The Health Service Executive (HSE) has announced plans for an independent review regarding the tragic case of a couple who ended their pregnancy in 2019 based on a false diagnosis of a fatal foetal abnormality. HSE CEO Bernard Gloster publicly apologized to Rebecca Price and Pat Kiely, who lost their baby, Christopher, following the incorrect medical advice.

Background of the Case

Rebecca Price and Pat Kiely were excited to become parents, having received positive news on Christmas Eve 2018. However, their journey took a heartbreaking turn in early 2019 when a series of medical tests indicated potentially severe issues with their unborn child.

Medical Misdiagnosis

  • Initially, a routine ultrasound in February 2019 showed a healthy fetus.
  • A subsequent non-invasive prenatal test indicated a risk of Trisomy 18, also known as Edward’s Syndrome, a rare condition leading to decreased baby survival rates.
  • Although a second ultrasound appeared normal, further testing suggested a positive result for Trisomy 18.

On March 11, 2019, during a consultation, the couple received distressing news. Their consultant, Professor Fionnuala McAuliffe, informed them of the non-viability of the pregnancy and urged them to terminate it. This advice was followed with a termination three days later at the National Maternity Hospital.

Outcomes and Apologies

Subsequent tests later revealed that their baby had not been diagnosed with Edward’s Syndrome, prompting Ms. Price and Mr. Kiely to seek justice for their ordeal. In 2021, they called for a public inquiry and settled a High Court case involving multiple medical professionals and a laboratory associated with their case.

Planned Independent Review

In light of this tragedy, HSE CEO Bernard Gloster announced the initiation of an independent external review to assess the circumstances surrounding the couple’s medical care. The review aims to identify what went wrong and implement necessary improvements across health services.
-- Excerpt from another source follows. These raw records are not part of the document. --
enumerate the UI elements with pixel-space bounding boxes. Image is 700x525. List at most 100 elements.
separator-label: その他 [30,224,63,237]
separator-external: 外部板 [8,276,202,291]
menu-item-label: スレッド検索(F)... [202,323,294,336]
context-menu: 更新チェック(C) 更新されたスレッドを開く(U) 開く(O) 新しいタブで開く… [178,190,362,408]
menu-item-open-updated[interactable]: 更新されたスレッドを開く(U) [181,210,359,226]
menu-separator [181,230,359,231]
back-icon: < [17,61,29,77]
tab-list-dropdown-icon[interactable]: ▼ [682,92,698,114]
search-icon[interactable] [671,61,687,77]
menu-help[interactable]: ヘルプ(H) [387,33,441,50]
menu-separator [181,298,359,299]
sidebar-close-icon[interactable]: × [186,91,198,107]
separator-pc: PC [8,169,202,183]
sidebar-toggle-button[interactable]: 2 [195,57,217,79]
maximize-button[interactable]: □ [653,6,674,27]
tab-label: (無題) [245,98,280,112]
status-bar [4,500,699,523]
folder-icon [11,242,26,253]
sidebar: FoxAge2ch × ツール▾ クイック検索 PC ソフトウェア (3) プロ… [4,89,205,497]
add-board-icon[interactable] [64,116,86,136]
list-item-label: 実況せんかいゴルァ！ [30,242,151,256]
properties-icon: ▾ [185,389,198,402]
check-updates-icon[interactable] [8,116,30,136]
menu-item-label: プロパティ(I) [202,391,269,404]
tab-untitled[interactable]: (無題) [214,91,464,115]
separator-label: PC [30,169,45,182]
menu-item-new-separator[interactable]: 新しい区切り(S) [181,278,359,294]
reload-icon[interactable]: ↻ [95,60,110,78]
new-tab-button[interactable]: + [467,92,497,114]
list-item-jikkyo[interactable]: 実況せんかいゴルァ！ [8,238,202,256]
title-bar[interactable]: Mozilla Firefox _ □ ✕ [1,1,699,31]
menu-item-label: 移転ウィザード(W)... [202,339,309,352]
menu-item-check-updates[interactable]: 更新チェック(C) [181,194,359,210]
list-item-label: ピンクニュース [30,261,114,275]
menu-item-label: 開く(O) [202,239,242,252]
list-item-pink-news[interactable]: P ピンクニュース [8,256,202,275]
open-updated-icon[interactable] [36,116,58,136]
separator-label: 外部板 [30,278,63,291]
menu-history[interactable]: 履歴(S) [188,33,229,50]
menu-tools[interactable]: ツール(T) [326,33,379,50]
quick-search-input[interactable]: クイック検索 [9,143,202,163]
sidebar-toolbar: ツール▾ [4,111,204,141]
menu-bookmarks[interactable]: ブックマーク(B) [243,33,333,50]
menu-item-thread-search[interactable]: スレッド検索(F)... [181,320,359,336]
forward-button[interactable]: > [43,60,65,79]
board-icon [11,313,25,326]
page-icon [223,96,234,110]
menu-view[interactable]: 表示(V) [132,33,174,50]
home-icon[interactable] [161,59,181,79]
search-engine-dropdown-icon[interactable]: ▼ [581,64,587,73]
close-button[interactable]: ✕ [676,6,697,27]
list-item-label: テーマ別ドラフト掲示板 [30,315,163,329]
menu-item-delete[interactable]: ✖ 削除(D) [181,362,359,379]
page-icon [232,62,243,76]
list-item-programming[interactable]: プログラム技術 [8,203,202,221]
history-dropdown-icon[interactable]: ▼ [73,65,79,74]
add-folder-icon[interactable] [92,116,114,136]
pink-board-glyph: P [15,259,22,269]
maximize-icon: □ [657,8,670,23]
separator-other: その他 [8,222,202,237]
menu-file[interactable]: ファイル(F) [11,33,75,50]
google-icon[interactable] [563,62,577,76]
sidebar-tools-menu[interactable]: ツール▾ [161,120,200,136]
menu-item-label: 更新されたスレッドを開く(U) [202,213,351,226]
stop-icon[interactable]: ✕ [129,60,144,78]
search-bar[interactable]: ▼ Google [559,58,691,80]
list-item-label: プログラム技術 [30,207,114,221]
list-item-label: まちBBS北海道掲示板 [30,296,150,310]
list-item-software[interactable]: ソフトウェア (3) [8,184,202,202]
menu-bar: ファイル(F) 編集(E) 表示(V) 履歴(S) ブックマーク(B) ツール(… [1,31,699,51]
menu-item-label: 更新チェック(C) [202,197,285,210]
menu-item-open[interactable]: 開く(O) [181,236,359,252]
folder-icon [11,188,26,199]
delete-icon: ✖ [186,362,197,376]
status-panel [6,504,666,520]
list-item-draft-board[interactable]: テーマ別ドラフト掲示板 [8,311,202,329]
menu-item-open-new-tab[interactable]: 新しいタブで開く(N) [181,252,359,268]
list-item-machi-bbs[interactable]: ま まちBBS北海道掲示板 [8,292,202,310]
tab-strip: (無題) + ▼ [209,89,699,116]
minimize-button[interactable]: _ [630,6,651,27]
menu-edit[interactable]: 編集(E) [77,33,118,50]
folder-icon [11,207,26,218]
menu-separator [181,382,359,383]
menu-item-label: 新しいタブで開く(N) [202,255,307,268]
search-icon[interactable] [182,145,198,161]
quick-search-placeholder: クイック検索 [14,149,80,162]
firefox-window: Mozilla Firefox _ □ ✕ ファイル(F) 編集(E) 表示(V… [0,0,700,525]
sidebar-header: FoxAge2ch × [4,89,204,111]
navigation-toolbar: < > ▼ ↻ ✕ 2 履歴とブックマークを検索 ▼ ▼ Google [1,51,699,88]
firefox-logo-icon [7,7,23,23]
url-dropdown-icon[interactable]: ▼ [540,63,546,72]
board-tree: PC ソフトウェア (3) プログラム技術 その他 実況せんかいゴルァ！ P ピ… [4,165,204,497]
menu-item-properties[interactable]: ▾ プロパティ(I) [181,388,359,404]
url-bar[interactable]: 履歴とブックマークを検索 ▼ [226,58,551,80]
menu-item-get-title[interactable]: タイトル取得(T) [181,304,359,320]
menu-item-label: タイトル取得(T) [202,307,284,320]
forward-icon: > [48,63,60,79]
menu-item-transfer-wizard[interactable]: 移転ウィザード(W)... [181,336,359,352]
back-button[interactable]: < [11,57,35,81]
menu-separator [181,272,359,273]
  • Gloster emphasized the need for clear documentation of the couple’s experience.
  • He expressed hope that the review would shed light on the failures in their care.
  • The establishment of this independent review was communicated to the National Maternity Hospital to ensure cooperation.

While Gloster acknowledged that no actions could alleviate the couple’s profound grief, he reiterated the importance of addressing the systemic failures that contributed to this heartbreaking incident. The HSE aims to learn from this case to prevent similar tragedies in the future.